Sunday, 26 August 2012

The Anaïs Assignment (The Bowin Novels #3), by Lee Holz:

This third book in the Tom Bowin series of thrillers begins with a daylight kidnapping in Bethesda, Maryland. Teenager, Diego Mendoza, is snatched as he waits for his girlfriend, Anaïs Bowin, to join him outside their school. Anaïs witnesses the incident and barely manages to escape being kidnapped herself as the bullets fly in a taught first chapter. Like the first two Bowin thrillers, the plot weaves over different continents and locations (France, Morocco, Bahamas, Maine, Washington, Ireland) and holds the reader’s attention, as we learn about Anaïs’ shocking past, from her being rescued from imprisonment by a sexual predator, to being saved and adopted by Tom and Alice, coming to terms with the guilt of her past, and the discoveries she’s yet to make.
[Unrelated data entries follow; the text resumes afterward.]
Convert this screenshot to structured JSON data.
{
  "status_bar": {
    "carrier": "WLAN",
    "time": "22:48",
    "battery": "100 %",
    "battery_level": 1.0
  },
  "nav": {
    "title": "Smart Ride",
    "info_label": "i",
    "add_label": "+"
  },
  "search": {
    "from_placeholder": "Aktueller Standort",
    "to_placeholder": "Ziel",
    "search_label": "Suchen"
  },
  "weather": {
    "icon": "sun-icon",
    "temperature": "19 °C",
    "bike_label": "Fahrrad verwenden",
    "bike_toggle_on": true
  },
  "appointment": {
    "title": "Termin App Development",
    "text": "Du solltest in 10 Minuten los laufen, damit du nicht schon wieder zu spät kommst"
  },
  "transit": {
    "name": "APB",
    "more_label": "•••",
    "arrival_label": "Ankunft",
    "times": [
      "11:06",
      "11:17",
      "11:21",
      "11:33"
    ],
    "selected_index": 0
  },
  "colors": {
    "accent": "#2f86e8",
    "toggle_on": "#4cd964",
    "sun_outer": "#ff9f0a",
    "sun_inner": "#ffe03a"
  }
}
With references to the first two books, there is careful attention to detail and character development, distinguishing this series from many of the run-of-the-mill intrigue stories, in particularly with its focus on human emotions and relationships. As hard-hitting as the scene in which one character in a boat cabin gets a bullet through the forehead, this is another well-written and entertaining story. I’m looking forward to what Tom Bowin’s fight with global terrorism will bring in the fourth book: The Hawala Assignment.